On Wednesday, President Donald Trump signed a pair of executive orders that could transform public K-12 education in the United States. The first is an order directing federal grants to help fund state-level school choice programs, and the second attempts to ban so-called “radical indoctrination” in K-12 education.

The school choice order directs the secretary of education to issue guidance on how states can use federal formula funds to fund “K-12 educational choice initiatives.” The order also contains provisions to expand school choice opportunities for low-income families, military families, and those eligible for Bureau of Indian Education schools.

“When our public education system fails such a large segment of society, it hinders our national competitiveness and devastates families and communities,” the order reads. “For this reason, more than a dozen States have enacted universal K-12 scholarship programs, allowing families — rather than the government — to choose the best educational setting for their children.”

The second order denies federal funding to K-12 schools that engage in “illegal and discriminatory treatment and indoctrination in K-12 schools, including based on gender ideology and discriminatory equity ideology.” Under examples of this “discriminatory ideology,” the order lists teaching like “members of one race, color, sex, or national origin are morally or inherently superior to members of another race, color, sex, or national origin,” or that “an individual, by virtue of the individual’s race, color, sex, or national origin, is inherently racist, sexist, or oppressive, whether consciously or unconsciously.” The order also reinstates the 1776 Commission, a group dedicated to promoting “patriotic education.”

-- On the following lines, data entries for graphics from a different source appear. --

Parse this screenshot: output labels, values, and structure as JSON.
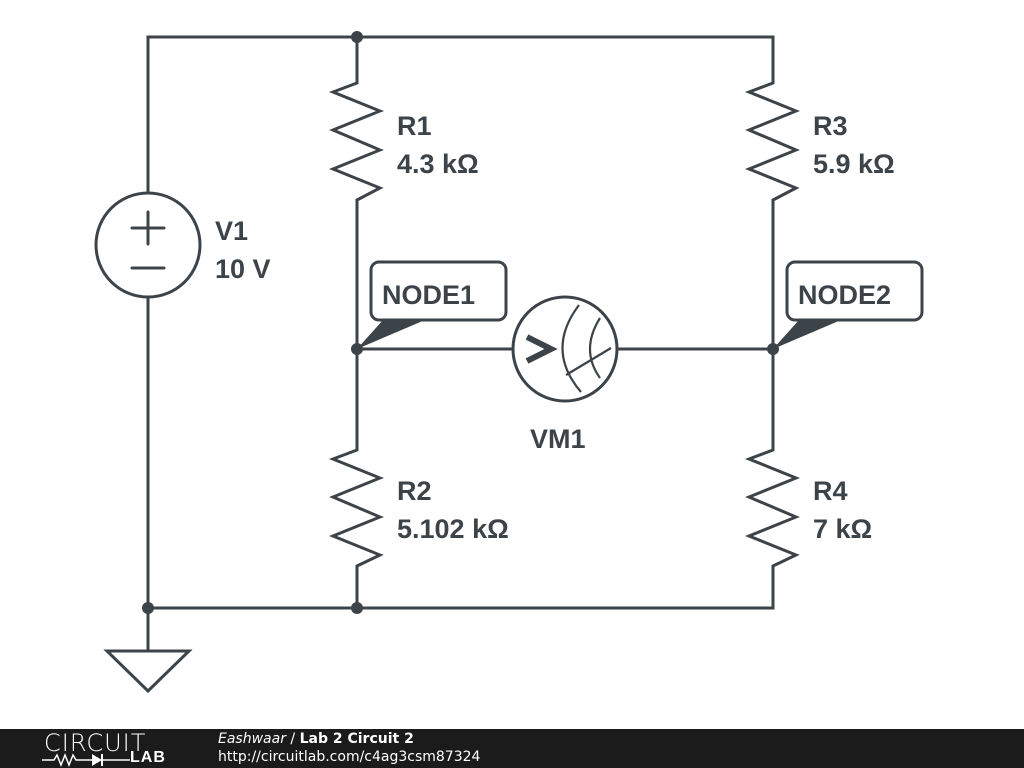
{
  "circuit": {
    "components": {
      "V1": {
        "name": "V1",
        "value": "10 V"
      },
      "R1": {
        "name": "R1",
        "value": "4.3 kΩ"
      },
      "R2": {
        "name": "R2",
        "value": "5.102 kΩ"
      },
      "R3": {
        "name": "R3",
        "value": "5.9 kΩ"
      },
      "R4": {
        "name": "R4",
        "value": "7 kΩ"
      },
      "VM1": {
        "name": "VM1"
      }
    },
    "nodes": {
      "node1": "NODE1",
      "node2": "NODE2"
    },
    "symbols": {
      "plus": "+",
      "minus": "−",
      "voltmeter": ">"
    },
    "colors": {
      "wire": "#3c444a",
      "footer_bg": "#1b1b1b"
    }
  },
  "footer": {
    "logo_top": "CIRCUIT",
    "logo_bottom": "LAB",
    "author": "Eashwaar",
    "separator": " / ",
    "title": "Lab 2 Circuit 2",
    "url": "http://circuitlab.com/c4ag3csm87324"
  }
}
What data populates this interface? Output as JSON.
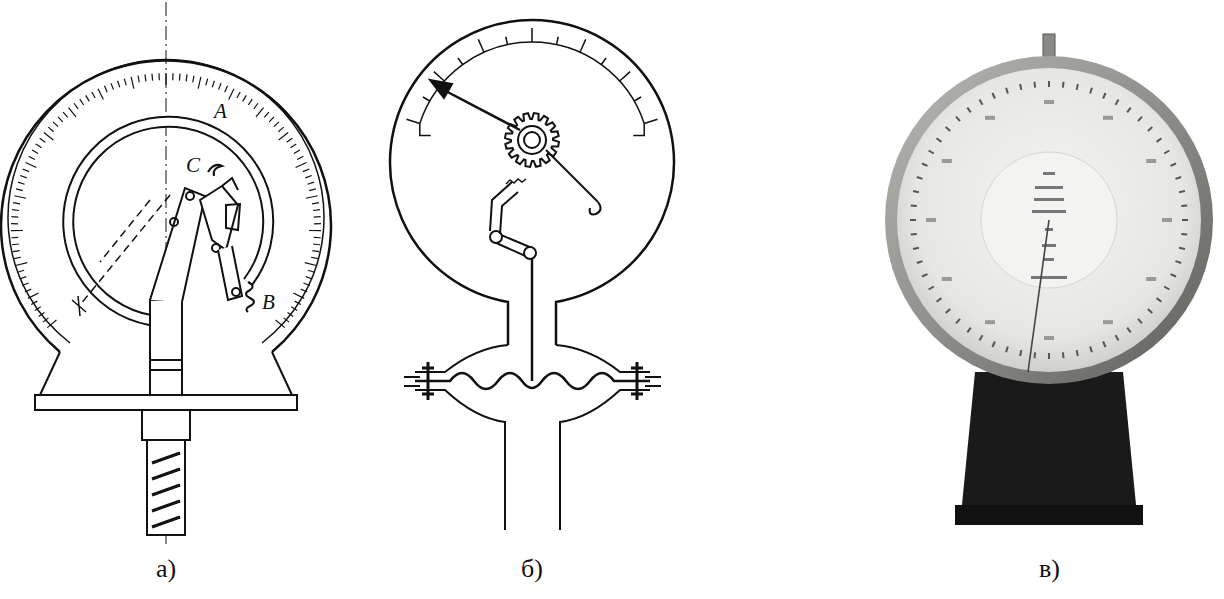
{
  "diagram": {
    "labels": [
      "A",
      "C",
      "B",
      "а)",
      "б)",
      "в)"
    ]
  }
}
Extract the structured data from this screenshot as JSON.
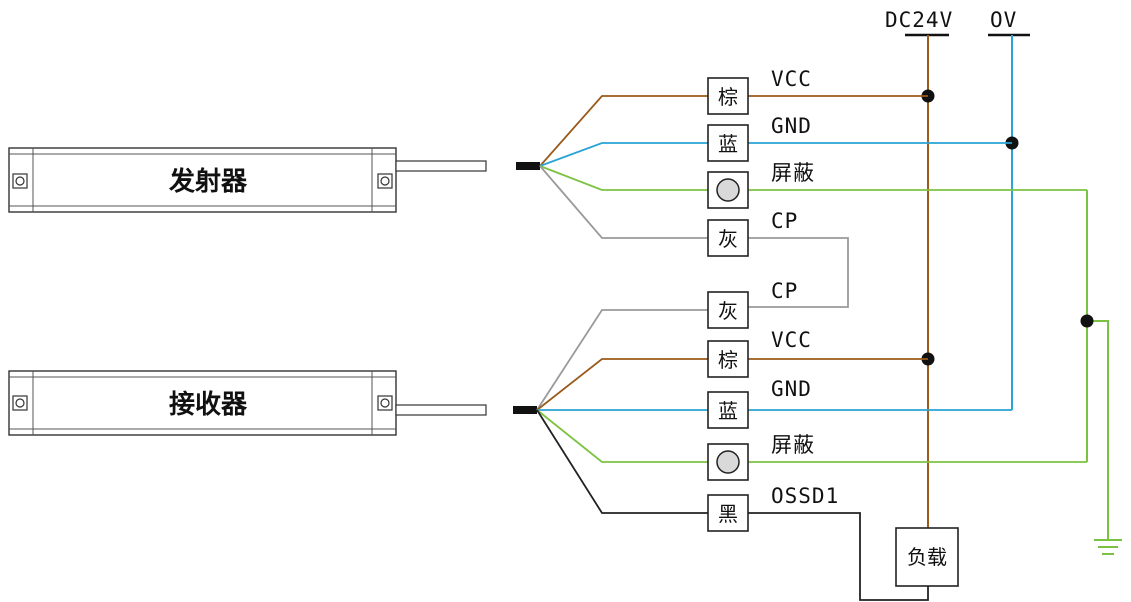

While Trump’s school-choice executive order primarily works to allow states to use federal funds to expand school-choice programs, his order against Critical Race Theory attempts to reshape the ideological tenor of many public school curricula. Governments generally have wide latitude to direct curriculum decisions in public schools, but there’s reason to be cautious of orders like this. Many “divisive concepts” measures, like this executive order, are “so vague that they arguably forbid teaching about slavery or racism at all, even uncontroversial and anodyne statements of historical fact,” warns the Foundation for Individual Rights and Expression (FIRE), a First Amendment group.

However, it’s almost certain that the “radical indoctrination” executive order is constitutional. While similar laws have generally not been upheld when they’ve been applied to universities, laws like Florida’s STOP WOKE Act have been allowed to go forward in their applications for K-12 schools. Public university professors have full First Amendment rights, but public K-12 teachers face much stricter limits on academic freedom. 

“Imprinting anti-American, subversive, harmful, and false ideologies on our Nation’s children not only violates longstanding anti-discrimination civil rights law in many cases, but usurps basic parental authority,” reads the order. “Demanding acquiescence to ‘White Privilege’ or ‘unconscious bias,’ actually promotes racial discrimination and undermines national unity.”